Ideologia
e “prática” na gestão dos monumentos nacionais
Luís Raposo/
19-4-2016 / Público
Ainda quanto aos
modelos de gestão de monumentos e museus em Sintra e em Belém,
afirma José Maria Lobo de Carvalho ( J.M.L.C.) neste jornal
(PÚBLICO, 15.4.2016) que as teses por mim também aqui defendidas
(PÚBLICO, 23.3.2016) apenas levantam “questões gerais e muitas
vezes mais ideológicas do que práticas”. Acrescenta que a minha
visão “é muito parcial”, porque “aborda a questão dos
custos, mas esquece a questão das receitas”. Com o respeito
devido, que é muito, e tendo até em conta que estamos muito mais de
acordo do que o meu ilustre contendor porventura imaginará,
permito-me discordar dele nestes dois pontos.
Primeiramente quanto
à ideologia: não existe nada de mais ideológico do que celebrar
desempenho gestionário que praticamente exclua da visita a museus os
cidadãos portugueses — o que J.M.L.C. também reconhece acontecer
em Sintra, sob gestão dos Parques de Sintra-Monte da Lua (PSML).
Sim, defendo uma ideologia de apropriação cidadã dos monumentos e
museus nacionais. E tal como em ciência não existe nada mais
prático do que uma boa teoria, também em política se dirá o mesmo
relativamente a uma boa ideologia.
Depois quanto a
custos e receitas. Comparem-se os gastos em que uma família de dois
adultos e duas crianças pequeninas (de seis e nove anos, por
exemplo, que nos PSML já pagam quase como adultos) tem de incorrer
para visitar os monumentos e museus em Sintra e em Belém/Ajuda, num
país em que quase 80% das famílias declaram em sede de IRS possuir
rendimentos mensais inferiores a mil euros (e isto já sem falar em
trabalhadores no activo com salário mínimo ou contratados a prazo e
pensionistas): cerca ou mais de 20% do seu rendimento mensal no
primeiro caso; muito menos de 5%, no segundo. Eis aqui a diferença
entre ideologia e “prática”. Custos? Seguramente existem e
constituem um problema que muito ganhará em ser abordado numa óptica
de diversificação de receitas, embora os impostos que pagamos,
usados para manter a ordem das ruas, possam talvez também servir, se
não for pedir demais, para promover o acesso à nossa memória
monumental colectiva, acumulada em séculos e milénios sem que fosse
por sabêla bem vender a turistas — mas “apenas” porque a
considerámos para nós necessária e, em bastos casos, nos
mobilizámos em sua defesa.
E depois, que novo e
virtuoso modelo de gestão é esse que só se aplica a ilhas de
abundância e assegura o êxito pelo esmifrar de visitantes
estrangeiros, tidos como porcos mealheiros, expulsando os nacionais?

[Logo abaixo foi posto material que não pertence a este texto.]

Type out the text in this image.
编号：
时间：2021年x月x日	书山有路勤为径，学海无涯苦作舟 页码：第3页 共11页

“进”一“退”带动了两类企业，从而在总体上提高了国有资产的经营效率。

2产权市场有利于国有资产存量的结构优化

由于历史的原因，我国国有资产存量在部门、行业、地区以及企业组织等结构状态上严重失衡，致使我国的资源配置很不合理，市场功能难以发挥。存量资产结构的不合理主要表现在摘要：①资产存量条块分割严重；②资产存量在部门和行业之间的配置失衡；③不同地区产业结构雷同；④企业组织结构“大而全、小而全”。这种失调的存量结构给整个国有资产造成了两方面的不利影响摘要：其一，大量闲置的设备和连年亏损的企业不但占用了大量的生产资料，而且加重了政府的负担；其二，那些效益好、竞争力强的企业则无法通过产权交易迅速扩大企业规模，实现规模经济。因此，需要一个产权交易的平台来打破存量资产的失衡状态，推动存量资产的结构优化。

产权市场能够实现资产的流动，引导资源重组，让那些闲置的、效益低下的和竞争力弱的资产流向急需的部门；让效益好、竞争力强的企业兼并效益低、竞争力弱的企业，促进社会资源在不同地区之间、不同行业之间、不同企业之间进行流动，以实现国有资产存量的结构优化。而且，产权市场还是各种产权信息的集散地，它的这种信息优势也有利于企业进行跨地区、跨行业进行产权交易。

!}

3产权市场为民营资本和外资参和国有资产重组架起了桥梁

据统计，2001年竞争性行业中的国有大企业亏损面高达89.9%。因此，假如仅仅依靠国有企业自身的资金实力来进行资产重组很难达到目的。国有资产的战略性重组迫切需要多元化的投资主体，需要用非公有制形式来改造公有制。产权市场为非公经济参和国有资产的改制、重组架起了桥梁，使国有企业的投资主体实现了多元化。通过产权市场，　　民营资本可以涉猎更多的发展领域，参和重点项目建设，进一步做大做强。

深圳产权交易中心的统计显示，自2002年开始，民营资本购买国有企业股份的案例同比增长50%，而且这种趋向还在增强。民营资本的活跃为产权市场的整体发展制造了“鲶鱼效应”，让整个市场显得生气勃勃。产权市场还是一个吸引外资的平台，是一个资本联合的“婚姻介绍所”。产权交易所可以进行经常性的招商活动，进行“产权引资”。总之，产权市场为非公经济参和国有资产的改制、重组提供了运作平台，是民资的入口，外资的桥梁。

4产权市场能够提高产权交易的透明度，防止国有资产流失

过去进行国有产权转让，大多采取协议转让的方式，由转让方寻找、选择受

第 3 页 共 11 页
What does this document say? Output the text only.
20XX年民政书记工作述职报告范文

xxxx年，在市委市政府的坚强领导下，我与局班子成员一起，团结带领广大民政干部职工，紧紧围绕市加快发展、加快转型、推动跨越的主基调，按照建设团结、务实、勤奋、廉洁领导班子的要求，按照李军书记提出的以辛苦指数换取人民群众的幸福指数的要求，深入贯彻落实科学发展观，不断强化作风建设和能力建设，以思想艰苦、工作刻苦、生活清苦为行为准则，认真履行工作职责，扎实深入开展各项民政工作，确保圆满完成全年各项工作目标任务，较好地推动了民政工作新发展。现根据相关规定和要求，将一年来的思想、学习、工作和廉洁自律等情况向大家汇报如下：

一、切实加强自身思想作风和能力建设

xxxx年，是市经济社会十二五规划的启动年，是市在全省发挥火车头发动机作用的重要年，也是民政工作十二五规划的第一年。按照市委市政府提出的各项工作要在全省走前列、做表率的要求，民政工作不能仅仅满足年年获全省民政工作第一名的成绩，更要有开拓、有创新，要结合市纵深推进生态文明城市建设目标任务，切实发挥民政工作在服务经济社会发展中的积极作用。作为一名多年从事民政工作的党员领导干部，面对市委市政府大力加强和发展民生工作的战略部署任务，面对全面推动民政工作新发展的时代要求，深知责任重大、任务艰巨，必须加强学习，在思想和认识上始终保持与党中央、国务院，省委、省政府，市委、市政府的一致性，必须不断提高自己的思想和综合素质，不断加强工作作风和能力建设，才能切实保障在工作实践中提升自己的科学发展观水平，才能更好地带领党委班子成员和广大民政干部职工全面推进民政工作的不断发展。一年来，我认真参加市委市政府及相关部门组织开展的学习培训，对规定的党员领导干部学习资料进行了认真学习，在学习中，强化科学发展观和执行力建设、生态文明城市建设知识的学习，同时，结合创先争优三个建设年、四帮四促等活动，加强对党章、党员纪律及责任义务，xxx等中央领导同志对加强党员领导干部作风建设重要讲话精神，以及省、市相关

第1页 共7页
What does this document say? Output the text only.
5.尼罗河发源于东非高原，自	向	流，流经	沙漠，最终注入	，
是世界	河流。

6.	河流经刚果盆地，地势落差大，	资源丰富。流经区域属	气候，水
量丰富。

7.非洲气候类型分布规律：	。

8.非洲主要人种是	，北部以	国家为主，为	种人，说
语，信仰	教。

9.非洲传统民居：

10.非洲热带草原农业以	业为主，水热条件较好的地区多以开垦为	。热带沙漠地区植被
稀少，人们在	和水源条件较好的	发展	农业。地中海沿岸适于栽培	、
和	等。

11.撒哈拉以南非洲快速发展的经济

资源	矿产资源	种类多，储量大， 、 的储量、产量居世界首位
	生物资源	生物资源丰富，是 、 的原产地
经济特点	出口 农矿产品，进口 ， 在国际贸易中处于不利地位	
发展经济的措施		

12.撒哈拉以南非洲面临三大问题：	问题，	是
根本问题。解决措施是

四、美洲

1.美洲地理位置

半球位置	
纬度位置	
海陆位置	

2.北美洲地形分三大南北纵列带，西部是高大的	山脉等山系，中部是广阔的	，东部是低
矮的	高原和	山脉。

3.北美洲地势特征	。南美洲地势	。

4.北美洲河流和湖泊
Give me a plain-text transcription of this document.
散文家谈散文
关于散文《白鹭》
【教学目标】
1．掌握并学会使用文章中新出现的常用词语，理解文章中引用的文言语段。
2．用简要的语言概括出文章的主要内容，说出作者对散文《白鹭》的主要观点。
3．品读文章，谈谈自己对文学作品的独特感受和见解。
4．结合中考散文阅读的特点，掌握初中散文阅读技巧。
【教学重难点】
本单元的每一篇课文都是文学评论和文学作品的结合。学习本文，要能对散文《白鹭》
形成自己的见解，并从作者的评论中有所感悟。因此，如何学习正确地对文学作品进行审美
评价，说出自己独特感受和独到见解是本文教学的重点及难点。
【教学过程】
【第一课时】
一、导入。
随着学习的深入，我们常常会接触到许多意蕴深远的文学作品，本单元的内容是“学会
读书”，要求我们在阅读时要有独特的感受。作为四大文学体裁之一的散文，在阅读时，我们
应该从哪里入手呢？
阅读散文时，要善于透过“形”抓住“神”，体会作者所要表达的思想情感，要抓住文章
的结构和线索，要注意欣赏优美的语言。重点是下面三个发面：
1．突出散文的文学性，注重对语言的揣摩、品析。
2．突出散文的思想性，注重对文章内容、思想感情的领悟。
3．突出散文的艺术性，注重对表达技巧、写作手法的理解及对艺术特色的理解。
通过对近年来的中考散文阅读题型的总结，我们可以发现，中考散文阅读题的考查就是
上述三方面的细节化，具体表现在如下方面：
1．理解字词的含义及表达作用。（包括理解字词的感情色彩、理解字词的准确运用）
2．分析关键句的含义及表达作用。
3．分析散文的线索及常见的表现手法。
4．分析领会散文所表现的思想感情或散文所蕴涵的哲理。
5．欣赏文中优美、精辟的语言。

Sejamos francos e honestos: Se amanhã a tutela do património
cultural tivesse simplesmente como objectivo fazer do parque
museológico e monumental de Belém-Ajuda uma galinha dos ovos de
ouro altamente superavitária, argumentando, por exemplo, que assim
poderia melhor conservar e promover os conjunto patrimonial, bom,
bastaria seguir o exemplo de Sintra em matéria de preços de
bilhetes. Mas para isso nem seria preciso nenhum gestor qualificado,
nenhum novo modelo societário.
Quer isto dizer que
está tudo bem? Ou até que eu entendo que só os serviços centrais
do aparelho de Estado podem gerir museus e monumentos nacionais? Nada
disso. Mas, sim, sou contra o uso privado das receitas geradas nas
tais “ilhas de abundância” (mesmo quanto tal uso é feito por
sociedades de capitais públicos). E sobretudo sou contra qualquer
política de património que não seja centrada na promoção da
cidadania. Estarei a pedir a Lua? Não creio e dou uma sugestão de
possível aplicação imediata: a inclusão dos monumentos e museus
nacionais no âmbito do chamado “Cartão + Cultura” previsto no
programa do actual Governo, alargando os critérios da sua
atribuição, seja em matéria de base de incidência (que poderia
ser calculada a partir dos rendimentos declarados em sede de IRS),
seja em termos de entidades atribuidoras (que poderiam ser os museus
ou monumentos, na primeira visita que lhes fosse feita, ou as
autarquias locais ou até as repartições de finanças).